Hard Times Full Text: Book 1, Chapter 8 : Page 4
After waiting for some answering remark, and getting none, Tom wearily relapsed into the present time, and twined himself yawning round and about the rails of his chair, and rumpled his head more and more, until he suddenly looked up, and asked:
‘Have you gone to sleep, Loo?’
‘No, Tom. I am looking at the fire.’
‘You seem to find more to look at in it than ever I could find,’ said Tom. ‘Another of the advantages, I suppose, of being a girl.’
‘Tom,’ enquired his sister, slowly, and in a curious tone, as if she were reading what she asked in the fire, and it was not quite plainly written there, ‘do you look forward with any satisfaction to this change to Mr. Bounderby’s?’
‘Why, there’s one thing to be said of it,’ returned Tom, pushing his chair from him, and standing up; ‘it will be getting away from home.’
‘There is one thing to be said of it,’ Louisa repeated in her former curious tone; ‘it will be getting away from home. Yes.’
‘Not but what I shall be very unwilling, both to leave you, Loo, and to leave you here. But I must go, you know, whether I like it or not; and I had better go where I can take with me some advantage of your influence, than where I should lose it altogether. Don’t you see?’
‘Yes, Tom.’
The answer was so long in coming, though there was no indecision in it, that Tom went and leaned on the back of her chair, to contemplate the fire which so engrossed her, from her point of view, and see what he could make of it.
‘Except that it is a fire,’ said Tom, ‘it looks to me as stupid and blank as everything else looks. What do you see in it? Not a circus?’
‘I don’t see anything in it, Tom, particularly.

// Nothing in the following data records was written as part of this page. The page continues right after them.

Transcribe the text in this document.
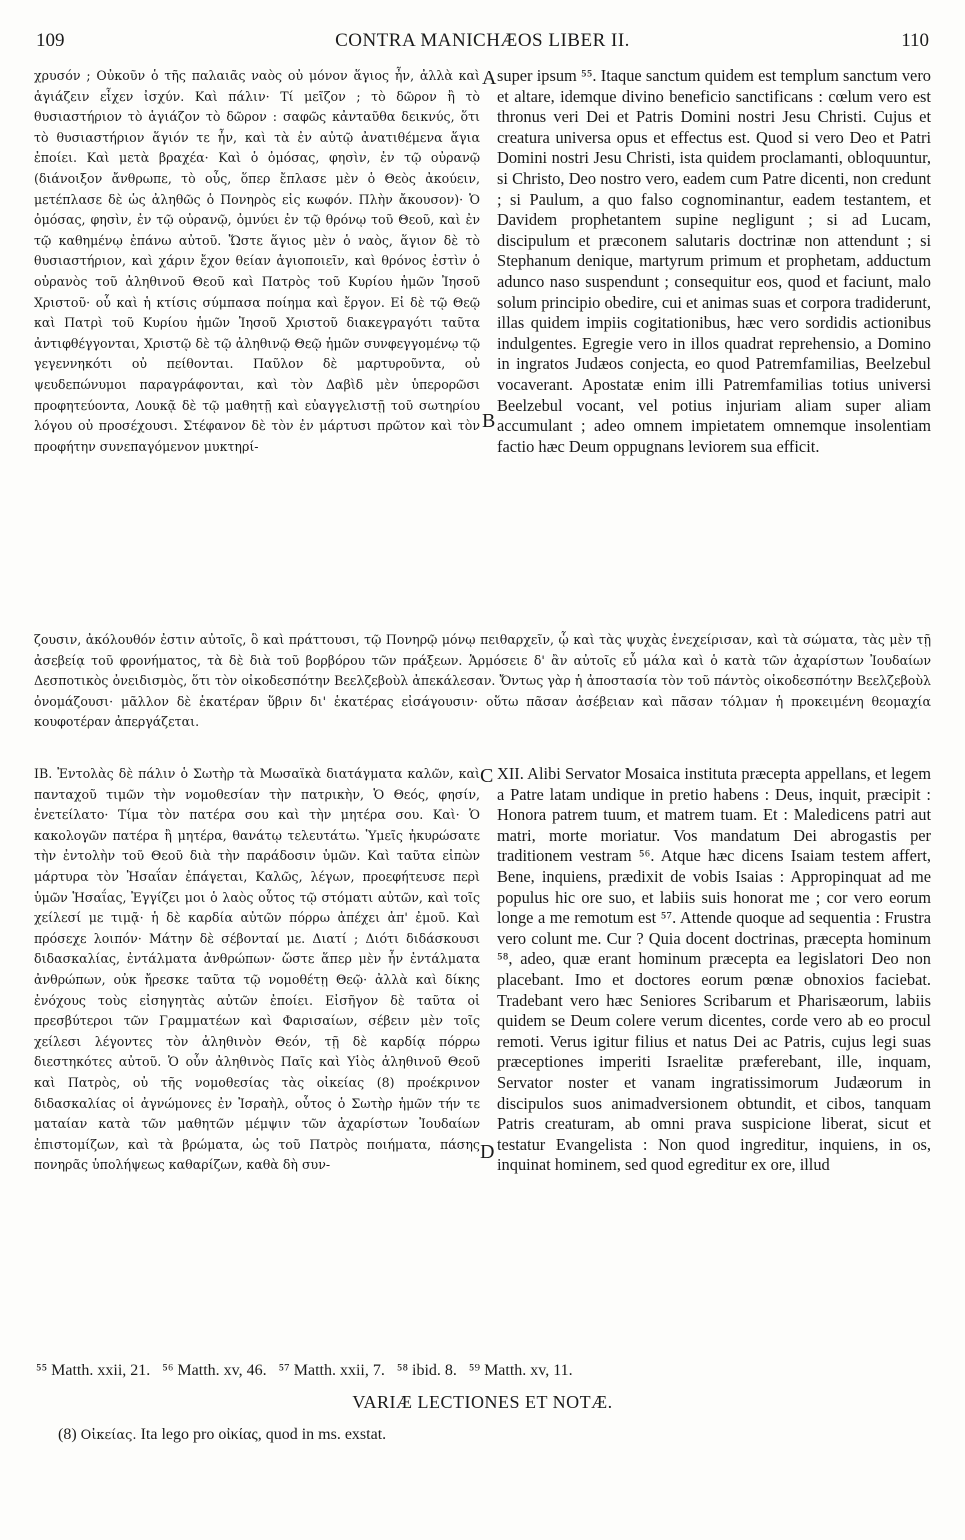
109	CONTRA MANICHÆOS LIBER II.	110

χρυσόν ; Οὐκοῦν ὁ τῆς παλαιᾶς ναὸς οὐ μόνον ἅγιος ἦν, ἀλλὰ καὶ ἁγιάζειν εἶχεν ἰσχύν. Καὶ πάλιν· Τί μεῖζον ; τὸ δῶρον ἢ τὸ θυσιαστήριον τὸ ἁγιάζον τὸ δῶρον : σαφῶς κἀνταῦθα δεικνύς, ὅτι τὸ θυσιαστήριον ἅγιόν τε ἦν, καὶ τὰ ἐν αὐτῷ ἀνατιθέμενα ἅγια ἐποίει. Καὶ μετὰ βραχέα· Καὶ ὁ ὀμόσας, φησὶν, ἐν τῷ οὐρανῷ (διάνοιξον ἄνθρωπε, τὸ οὖς, ὅπερ ἔπλασε μὲν ὁ Θεὸς ἀκούειν, μετέπλασε δὲ ὡς ἀληθῶς ὁ Πονηρὸς εἰς κωφόν. Πλὴν ἄκουσον)· Ὁ ὀμόσας, φησὶν, ἐν τῷ οὐρανῷ, ὀμνύει ἐν τῷ θρόνῳ τοῦ Θεοῦ, καὶ ἐν τῷ καθημένῳ ἐπάνω αὐτοῦ. Ὥστε ἅγιος μὲν ὁ ναὸς, ἅγιον δὲ τὸ θυσιαστήριον, καὶ χάριν ἔχον θείαν ἁγιοποιεῖν, καὶ θρόνος ἐστὶν ὁ οὐρανὸς τοῦ ἀληθινοῦ Θεοῦ καὶ Πατρὸς τοῦ Κυρίου ἡμῶν Ἰησοῦ Χριστοῦ· οὗ καὶ ἡ κτίσις σύμπασα ποίημα καὶ ἔργον. Εἰ δὲ τῷ Θεῷ καὶ Πατρὶ τοῦ Κυρίου ἡμῶν Ἰησοῦ Χριστοῦ διακεγραγότι ταῦτα ἀντιφθέγγονται, Χριστῷ δὲ τῷ ἀληθινῷ Θεῷ ἡμῶν συνφεγγομένῳ τῷ γεγεννηκότι οὐ πείθονται. Παῦλον δὲ μαρτυροῦντα, οὐ ψευδεπώνυμοι παραγράφονται, καὶ τὸν Δαβὶδ μὲν ὑπερορῶσι προφητεύοντα, Λουκᾷ δὲ τῷ μαθητῇ καὶ εὐαγγελιστῇ τοῦ σωτηρίου λόγου οὐ προσέχουσι. Στέφανον δὲ τὸν ἐν μάρτυσι πρῶτον καὶ τὸν προφήτην συνεπαγόμενον μυκτηρί-

super ipsum ⁵⁵. Itaque sanctum quidem est templum sanctum vero et altare, idemque divino beneficio sanctificans : cœlum vero est thronus veri Dei et Patris Domini nostri Jesu Christi. Cujus et creatura universa opus et effectus est. Quod si vero Deo et Patri Domini nostri Jesu Christi, ista quidem proclamanti, obloquuntur, si Christo, Deo nostro vero, eadem cum Patre dicenti, non credunt ; si Paulum, a quo falso cognominantur, eadem testantem, et Davidem prophetantem supine negligunt ; si ad Lucam, discipulum et præconem salutaris doctrinæ non attendunt ; si Stephanum denique, martyrum primum et prophetam, adductum adunco naso suspendunt ; consequitur eos, quod et faciunt, malo solum principio obedire, cui et animas suas et corpora tradiderunt, illas quidem impiis cogitationibus, hæc vero sordidis actionibus indulgentes. Egregie vero in illos quadrat reprehensio, a Domino in ingratos Judæos conjecta, eo quod Patremfamilias, Beelzebul vocaverant. Apostatæ enim illi Patremfamilias totius universi Beelzebul vocant, vel potius injuriam aliam super aliam accumulant ; adeo omnem impietatem omnemque insolentiam factio hæc Deum oppugnans leviorem sua efficit.

A
B

ζουσιν, ἀκόλουθόν ἐστιν αὐτοῖς, ὃ καὶ πράττουσι, τῷ Πονηρῷ μόνῳ πειθαρχεῖν, ᾧ καὶ τὰς ψυχὰς ἐνεχείρισαν, καὶ τὰ σώματα, τὰς μὲν τῇ ἀσεβείᾳ τοῦ φρονήματος, τὰ δὲ διὰ τοῦ βορβόρου τῶν πράξεων. Ἁρμόσειε δ' ἂν αὐτοῖς εὖ μάλα καὶ ὁ κατὰ τῶν ἀχαρίστων Ἰουδαίων Δεσποτικὸς ὀνειδισμὸς, ὅτι τὸν οἰκοδεσπότην Βεελζεβοὺλ ἀπεκάλεσαν. Ὄντως γὰρ ἡ ἀποστασία τὸν τοῦ πάντὸς οἰκοδεσπότην Βεελζεβοὺλ ὀνομάζουσι· μᾶλλον δὲ ἑκατέραν ὕβριν δι' ἑκατέρας εἰσάγουσιν· οὕτω πᾶσαν ἀσέβειαν καὶ πᾶσαν τόλμαν ἡ προκειμένη θεομαχία κουφοτέραν ἀπεργάζεται.

ΙΒ. Ἐντολὰς δὲ πάλιν ὁ Σωτὴρ τὰ Μωσαϊκὰ διατάγματα καλῶν, καὶ πανταχοῦ τιμῶν τὴν νομοθεσίαν τὴν πατρικὴν, Ὁ Θεός, φησίν, ἐνετείλατο· Τίμα τὸν πατέρα σου καὶ τὴν μητέρα σου. Καὶ· Ὁ κακολογῶν πατέρα ἢ μητέρα, θανάτῳ τελευτάτω. Ὑμεῖς ἠκυρώσατε τὴν ἐντολὴν τοῦ Θεοῦ διὰ τὴν παράδοσιν ὑμῶν. Καὶ ταῦτα εἰπὼν μάρτυρα τὸν Ἡσαΐαν ἐπάγεται, Καλῶς, λέγων, προεφήτευσε περὶ ὑμῶν Ἡσαΐας, Ἐγγίζει μοι ὁ λαὸς οὗτος τῷ στόματι αὐτῶν, καὶ τοῖς χείλεσί με τιμᾷ· ἡ δὲ καρδία αὐτῶν πόρρω ἀπέχει ἀπ' ἐμοῦ. Καὶ πρόσεχε λοιπόν· Μάτην δὲ σέβονταί με. Διατί ; Διότι διδάσκουσι διδασκαλίας, ἐντάλματα ἀνθρώπων· ὥστε ἅπερ μὲν ἦν ἐντάλματα ἀνθρώπων, οὐκ ἤρεσκε ταῦτα τῷ νομοθέτῃ Θεῷ· ἀλλὰ καὶ δίκης ἐνόχους τοὺς εἰσηγητὰς αὐτῶν ἐποίει. Εἰσῆγον δὲ ταῦτα οἱ πρεσβύτεροι τῶν Γραμματέων καὶ Φαρισαίων, σέβειν μὲν τοῖς χείλεσι λέγοντες τὸν ἀληθινὸν Θεόν, τῇ δὲ καρδίᾳ πόρρω διεστηκότες αὐτοῦ. Ὁ οὖν ἀληθινὸς Παῖς καὶ Υἱὸς ἀληθινοῦ Θεοῦ καὶ Πατρὸς, οὐ τῆς νομοθεσίας τὰς οἰκείας (8) προέκρινον διδασκαλίας οἱ ἀγνώμονες ἐν Ἰσραὴλ, οὗτος ὁ Σωτὴρ ἡμῶν τήν τε ματαίαν κατὰ τῶν μαθητῶν μέμψιν τῶν ἀχαρίστων Ἰουδαίων ἐπιστομίζων, καὶ τὰ βρώματα, ὡς τοῦ Πατρὸς ποιήματα, πάσης πονηρᾶς ὑπολήψεως καθαρίζων, καθὰ δὴ συν-

XII. Alibi Servator Mosaica instituta præcepta appellans, et legem a Patre latam undique in pretio habens : Deus, inquit, præcipit : Honora patrem tuum, et matrem tuam. Et : Maledicens patri aut matri, morte moriatur. Vos mandatum Dei abrogastis per traditionem vestram ⁵⁶. Atque hæc dicens Isaiam testem affert, Bene, inquiens, prædixit de vobis Isaias : Appropinquat ad me populus hic ore suo, et labiis suis honorat me ; cor vero eorum longe a me remotum est ⁵⁷. Attende quoque ad sequentia : Frustra vero colunt me. Cur ? Quia docent doctrinas, præcepta hominum ⁵⁸, adeo, quæ erant hominum præcepta ea legislatori Deo non placebant. Imo et doctores eorum pœnæ obnoxios faciebat. Tradebant vero hæc Seniores Scribarum et Pharisæorum, labiis quidem se Deum colere verum dicentes, corde vero ab eo procul remoti. Verus igitur filius et natus Dei ac Patris, cujus legi suas præceptiones imperiti Israelitæ præferebant, ille, inquam, Servator noster et vanam ingratissimorum Judæorum in discipulos suos animadversionem obtundit, et cibos, tanquam Patris creaturam, ab omni prava suspicione liberat, sicut et testatur Evangelista : Non quod ingreditur, inquiens, in os, inquinat hominem, sed quod egreditur ex ore, illud

C
D
⁵⁵ Matth. xxii, 21.   ⁵⁶ Matth. xv, 46.   ⁵⁷ Matth. xxii, 7.   ⁵⁸ ibid. 8.   ⁵⁹ Matth. xv, 11.
VARIÆ LECTIONES ET NOTÆ.
(8) Οἰκείας. Ita lego pro οἰκίας, quod in ms. exstat.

But since I have been looking at it, I have been wondering about you and me, grown up.’
‘Wondering again!’ said Tom.
‘I have such unmanageable thoughts,’ returned his sister, ‘that they _will_ wonder.’
‘Then I beg of you, Louisa,’ said Mrs. Gradgrind, who had opened the door without being heard, ‘to do nothing of that description, for goodness’ sake, you inconsiderate girl, or I shall never hear the last of it from your father. And, Thomas, it is really shameful, with my poor head continually wearing me out, that a boy brought up as you have been, and whose education has cost what yours has, should be found encouraging his sister to wonder, when he knows his father has expressly said that she is not to do it.’